Alors que la plaine de la Ruzizi brûle sous l’intensification des combats et la multiplication des crimes de masse, Denis Mukwege, prix Nobel de la paix, lance un cri de conscience. Face à l’implication du Rwanda et du M23, il interpelle l’Afrique et la communauté internationale : silence et inertie ne peuvent plus être tolérés (Le Monde, 16 décembre 2025).
Le chaos sous nos yeux
Uvira tombée, territoires envahis, populations civiles traquées : l’Est de la RDC vit un retour brutal à la guerre. Mukwege dénonce ce qu’il appelle une « entreprise criminelle de déstabilisation », pointant la responsabilité directe de Kigali et du M23. Entre diplomatie hésitante et résolutions internationales bafouées, le Sud-Kivu est devenu le miroir d’une gouvernance internationale fragile (Le Monde).
La voix des innocents
Le cri de Mukwege n’est pas seulement politique : il est humain. Crimes de masse, violences sexuelles, villes fantômes… chaque chiffre recouvre un visage, chaque arme un silence imposé. « L’attention à l’autre est la forme la plus élevée de la justice », écrivait Simone Weil ; ici, cette justice se fait attendre. L’histoire pèse sur les épaules des Africains : Fanon rappelait que chaque génération doit découvrir sa mission, et Mukwege exhorte les dirigeants à ne pas trahir la leur (Le Monde).

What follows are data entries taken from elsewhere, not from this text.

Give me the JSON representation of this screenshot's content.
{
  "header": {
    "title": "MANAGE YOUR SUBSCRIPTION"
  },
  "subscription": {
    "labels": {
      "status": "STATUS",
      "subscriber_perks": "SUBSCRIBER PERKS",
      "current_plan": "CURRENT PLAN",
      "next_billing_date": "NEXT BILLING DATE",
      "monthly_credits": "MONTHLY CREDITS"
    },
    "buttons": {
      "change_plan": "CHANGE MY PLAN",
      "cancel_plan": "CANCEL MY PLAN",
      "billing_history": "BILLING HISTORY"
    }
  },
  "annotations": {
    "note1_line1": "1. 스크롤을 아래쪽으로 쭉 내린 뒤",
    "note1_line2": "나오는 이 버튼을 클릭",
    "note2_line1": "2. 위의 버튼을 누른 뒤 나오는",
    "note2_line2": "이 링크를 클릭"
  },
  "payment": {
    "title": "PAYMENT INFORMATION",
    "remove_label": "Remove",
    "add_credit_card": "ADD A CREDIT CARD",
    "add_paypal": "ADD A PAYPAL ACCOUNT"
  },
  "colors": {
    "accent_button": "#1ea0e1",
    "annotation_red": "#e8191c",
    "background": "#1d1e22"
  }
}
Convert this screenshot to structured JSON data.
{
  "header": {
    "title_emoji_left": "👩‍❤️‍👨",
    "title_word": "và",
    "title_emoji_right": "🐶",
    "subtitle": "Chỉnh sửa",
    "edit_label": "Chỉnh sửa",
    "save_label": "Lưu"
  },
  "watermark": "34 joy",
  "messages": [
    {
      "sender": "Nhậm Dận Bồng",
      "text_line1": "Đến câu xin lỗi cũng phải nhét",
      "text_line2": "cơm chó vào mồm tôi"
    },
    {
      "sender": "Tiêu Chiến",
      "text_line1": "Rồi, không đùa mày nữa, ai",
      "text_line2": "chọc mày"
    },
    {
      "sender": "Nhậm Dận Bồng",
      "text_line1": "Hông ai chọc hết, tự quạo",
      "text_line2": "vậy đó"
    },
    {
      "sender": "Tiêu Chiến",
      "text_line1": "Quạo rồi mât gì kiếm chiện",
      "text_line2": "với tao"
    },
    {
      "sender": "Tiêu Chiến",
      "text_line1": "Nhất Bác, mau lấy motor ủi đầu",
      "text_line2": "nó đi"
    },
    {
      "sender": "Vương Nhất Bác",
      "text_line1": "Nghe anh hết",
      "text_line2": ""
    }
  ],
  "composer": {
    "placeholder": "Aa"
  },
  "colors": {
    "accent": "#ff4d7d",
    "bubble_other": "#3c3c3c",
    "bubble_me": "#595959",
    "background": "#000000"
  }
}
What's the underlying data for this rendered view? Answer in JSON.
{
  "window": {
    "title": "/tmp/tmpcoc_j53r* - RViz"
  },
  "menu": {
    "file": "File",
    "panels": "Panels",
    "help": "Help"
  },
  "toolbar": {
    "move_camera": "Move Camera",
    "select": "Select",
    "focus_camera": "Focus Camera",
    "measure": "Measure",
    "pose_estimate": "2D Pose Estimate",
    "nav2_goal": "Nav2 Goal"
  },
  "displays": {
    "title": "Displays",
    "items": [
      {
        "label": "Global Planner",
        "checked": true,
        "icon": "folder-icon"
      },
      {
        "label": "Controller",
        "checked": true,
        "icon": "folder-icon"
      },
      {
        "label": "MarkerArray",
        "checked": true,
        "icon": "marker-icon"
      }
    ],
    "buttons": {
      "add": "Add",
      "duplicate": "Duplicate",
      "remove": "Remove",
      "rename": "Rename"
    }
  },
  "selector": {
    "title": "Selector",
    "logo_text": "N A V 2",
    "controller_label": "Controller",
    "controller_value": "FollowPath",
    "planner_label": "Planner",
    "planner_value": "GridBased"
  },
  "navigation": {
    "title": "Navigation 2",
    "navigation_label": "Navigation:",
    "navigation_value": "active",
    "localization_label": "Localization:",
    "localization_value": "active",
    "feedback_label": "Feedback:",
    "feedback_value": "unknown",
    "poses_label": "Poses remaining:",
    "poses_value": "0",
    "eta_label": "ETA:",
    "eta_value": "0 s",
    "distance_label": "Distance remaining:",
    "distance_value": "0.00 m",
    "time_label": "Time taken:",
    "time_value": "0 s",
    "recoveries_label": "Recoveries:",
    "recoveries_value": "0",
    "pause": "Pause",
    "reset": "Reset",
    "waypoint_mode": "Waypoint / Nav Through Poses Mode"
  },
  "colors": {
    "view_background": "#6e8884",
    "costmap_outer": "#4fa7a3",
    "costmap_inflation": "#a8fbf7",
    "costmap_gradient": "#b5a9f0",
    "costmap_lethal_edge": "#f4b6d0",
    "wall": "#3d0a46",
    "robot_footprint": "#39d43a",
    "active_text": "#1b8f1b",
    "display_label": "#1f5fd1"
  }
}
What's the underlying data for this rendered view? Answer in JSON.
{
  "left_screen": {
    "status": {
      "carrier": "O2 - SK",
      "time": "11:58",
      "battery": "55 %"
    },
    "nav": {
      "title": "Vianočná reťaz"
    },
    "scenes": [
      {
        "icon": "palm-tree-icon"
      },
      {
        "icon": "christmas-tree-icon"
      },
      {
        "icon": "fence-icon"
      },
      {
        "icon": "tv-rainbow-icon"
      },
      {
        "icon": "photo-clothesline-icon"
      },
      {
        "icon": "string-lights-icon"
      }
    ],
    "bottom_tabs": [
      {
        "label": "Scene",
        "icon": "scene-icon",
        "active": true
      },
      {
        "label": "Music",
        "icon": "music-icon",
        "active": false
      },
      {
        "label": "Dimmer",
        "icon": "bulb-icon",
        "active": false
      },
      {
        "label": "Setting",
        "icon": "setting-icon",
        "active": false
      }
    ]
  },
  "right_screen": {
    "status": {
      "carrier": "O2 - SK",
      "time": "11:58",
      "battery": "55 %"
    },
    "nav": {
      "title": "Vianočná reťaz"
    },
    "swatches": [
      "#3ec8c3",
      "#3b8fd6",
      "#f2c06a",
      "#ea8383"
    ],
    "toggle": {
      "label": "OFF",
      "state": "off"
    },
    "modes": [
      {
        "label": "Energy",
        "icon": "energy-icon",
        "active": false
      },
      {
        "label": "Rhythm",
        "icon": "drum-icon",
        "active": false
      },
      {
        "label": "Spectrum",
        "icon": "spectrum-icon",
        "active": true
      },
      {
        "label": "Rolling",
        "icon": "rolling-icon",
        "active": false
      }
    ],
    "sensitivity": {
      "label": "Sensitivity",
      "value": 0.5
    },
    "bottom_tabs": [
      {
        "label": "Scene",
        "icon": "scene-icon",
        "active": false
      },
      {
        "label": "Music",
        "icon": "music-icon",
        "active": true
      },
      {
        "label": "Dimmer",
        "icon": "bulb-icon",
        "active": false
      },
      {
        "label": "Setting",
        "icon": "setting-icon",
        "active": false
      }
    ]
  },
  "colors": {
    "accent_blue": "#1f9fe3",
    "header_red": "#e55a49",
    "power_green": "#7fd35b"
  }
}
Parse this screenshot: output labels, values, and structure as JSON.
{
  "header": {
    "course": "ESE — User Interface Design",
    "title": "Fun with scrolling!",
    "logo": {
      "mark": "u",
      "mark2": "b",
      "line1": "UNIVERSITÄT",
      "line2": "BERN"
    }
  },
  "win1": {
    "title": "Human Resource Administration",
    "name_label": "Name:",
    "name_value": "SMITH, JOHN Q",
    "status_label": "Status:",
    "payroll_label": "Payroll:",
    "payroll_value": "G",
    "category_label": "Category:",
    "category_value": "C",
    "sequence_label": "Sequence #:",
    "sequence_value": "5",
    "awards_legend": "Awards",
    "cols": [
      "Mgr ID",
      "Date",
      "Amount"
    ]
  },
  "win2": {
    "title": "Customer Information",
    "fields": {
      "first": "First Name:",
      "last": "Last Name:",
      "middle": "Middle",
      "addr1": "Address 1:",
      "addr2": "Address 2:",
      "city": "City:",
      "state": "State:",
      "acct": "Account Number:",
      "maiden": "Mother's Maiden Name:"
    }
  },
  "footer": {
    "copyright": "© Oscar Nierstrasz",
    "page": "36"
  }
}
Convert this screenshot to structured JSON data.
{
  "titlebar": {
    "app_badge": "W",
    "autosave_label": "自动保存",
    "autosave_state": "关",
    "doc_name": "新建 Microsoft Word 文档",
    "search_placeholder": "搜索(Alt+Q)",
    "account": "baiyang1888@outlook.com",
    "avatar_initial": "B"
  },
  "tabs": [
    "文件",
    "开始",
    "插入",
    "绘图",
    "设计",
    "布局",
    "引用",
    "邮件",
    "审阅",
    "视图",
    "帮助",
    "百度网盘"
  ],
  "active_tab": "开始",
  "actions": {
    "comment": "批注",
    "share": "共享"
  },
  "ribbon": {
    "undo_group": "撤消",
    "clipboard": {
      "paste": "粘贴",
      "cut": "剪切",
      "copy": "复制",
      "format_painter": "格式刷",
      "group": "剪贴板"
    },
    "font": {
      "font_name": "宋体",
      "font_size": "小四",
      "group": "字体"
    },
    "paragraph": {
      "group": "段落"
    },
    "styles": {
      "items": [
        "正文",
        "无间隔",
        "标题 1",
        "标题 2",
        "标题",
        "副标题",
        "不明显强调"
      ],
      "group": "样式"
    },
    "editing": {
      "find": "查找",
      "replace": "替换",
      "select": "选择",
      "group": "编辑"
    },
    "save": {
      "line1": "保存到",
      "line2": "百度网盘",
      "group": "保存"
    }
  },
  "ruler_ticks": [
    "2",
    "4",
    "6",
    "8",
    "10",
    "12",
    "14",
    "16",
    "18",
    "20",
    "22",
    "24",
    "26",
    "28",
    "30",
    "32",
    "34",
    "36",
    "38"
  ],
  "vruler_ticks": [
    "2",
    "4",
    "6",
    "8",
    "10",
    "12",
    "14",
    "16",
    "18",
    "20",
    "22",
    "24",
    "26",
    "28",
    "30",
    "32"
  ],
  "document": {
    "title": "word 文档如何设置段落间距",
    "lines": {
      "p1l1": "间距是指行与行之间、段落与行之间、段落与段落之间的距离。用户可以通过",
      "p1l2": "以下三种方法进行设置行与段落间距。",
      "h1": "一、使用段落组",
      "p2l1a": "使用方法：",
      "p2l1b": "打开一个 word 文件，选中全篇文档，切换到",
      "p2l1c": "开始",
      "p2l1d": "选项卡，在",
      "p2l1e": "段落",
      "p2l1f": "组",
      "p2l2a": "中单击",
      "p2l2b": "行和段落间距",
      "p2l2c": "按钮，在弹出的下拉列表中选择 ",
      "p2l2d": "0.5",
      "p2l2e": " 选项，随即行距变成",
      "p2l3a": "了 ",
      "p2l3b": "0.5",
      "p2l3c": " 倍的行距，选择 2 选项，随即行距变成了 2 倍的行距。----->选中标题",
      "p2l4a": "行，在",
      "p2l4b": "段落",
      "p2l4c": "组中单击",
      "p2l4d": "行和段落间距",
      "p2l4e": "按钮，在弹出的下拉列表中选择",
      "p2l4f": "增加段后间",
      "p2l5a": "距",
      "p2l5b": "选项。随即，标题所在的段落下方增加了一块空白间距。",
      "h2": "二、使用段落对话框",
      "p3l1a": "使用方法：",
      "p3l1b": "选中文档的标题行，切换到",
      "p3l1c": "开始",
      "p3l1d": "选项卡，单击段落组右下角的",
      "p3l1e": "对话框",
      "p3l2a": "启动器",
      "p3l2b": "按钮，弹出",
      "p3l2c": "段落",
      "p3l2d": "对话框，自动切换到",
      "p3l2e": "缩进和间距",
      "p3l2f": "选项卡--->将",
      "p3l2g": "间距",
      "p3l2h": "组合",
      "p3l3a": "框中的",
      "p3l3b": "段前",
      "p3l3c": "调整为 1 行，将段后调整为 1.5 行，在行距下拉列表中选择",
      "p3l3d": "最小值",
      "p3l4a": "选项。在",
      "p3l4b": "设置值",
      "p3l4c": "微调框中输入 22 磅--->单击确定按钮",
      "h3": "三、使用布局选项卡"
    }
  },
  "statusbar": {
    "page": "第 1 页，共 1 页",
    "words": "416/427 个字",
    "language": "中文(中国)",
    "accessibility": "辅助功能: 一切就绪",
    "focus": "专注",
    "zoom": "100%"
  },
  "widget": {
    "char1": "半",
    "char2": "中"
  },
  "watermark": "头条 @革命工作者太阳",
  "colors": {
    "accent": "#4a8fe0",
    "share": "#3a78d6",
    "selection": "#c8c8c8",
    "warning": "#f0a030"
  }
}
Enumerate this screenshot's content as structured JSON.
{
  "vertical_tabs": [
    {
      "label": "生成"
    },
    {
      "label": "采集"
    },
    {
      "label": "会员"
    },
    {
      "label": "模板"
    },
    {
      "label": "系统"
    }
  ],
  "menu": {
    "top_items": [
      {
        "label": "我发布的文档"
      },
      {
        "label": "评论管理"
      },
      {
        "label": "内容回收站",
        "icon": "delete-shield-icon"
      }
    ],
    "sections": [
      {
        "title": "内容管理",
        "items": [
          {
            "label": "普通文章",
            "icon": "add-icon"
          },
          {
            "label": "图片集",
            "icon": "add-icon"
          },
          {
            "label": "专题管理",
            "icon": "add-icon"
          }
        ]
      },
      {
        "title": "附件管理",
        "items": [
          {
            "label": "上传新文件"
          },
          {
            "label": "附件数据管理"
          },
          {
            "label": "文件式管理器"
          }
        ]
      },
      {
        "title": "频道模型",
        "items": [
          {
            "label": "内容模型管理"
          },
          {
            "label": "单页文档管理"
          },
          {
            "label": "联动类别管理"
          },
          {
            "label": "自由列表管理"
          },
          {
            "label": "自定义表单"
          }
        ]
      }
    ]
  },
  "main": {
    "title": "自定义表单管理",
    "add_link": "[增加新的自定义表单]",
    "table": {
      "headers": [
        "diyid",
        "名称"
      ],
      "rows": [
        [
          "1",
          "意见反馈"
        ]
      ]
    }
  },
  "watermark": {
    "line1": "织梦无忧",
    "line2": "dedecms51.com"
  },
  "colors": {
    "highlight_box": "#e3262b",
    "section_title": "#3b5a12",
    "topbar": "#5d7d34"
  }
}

Justice et action : un impératif moral
Résolutions, rapports d’experts, dénonciations : les mots s’accumulent, mais le terrain continue de brûler. La preuve de la présence de 6 000 à 7 000 soldats rwandais sur le sol congolais cristallise l’urgence d’une action concrète. Comme le rappelle Albert Camus, « le mal est fait par ceux qui ne protestent pas ». Mukwege transforme ce constat en appel poétique et lyrique : face à la défaillance des institutions et au sang versé, la conscience internationale et africaine doit agir, ici et maintenant (Le Monde).
Le Sud-Kivu n’attend plus. Entre diplomatie fragile, impératif moral et tragédie humanitaire, l’Afrique et le monde se tiennent à la croisée des chemins. Le silence n’est plus une option : il est temps de passer des mots aux actes, de transformer la condamnation en justice tangible et d’écrire une nouvelle page où la paix n’est pas un vain mot (Le Monde).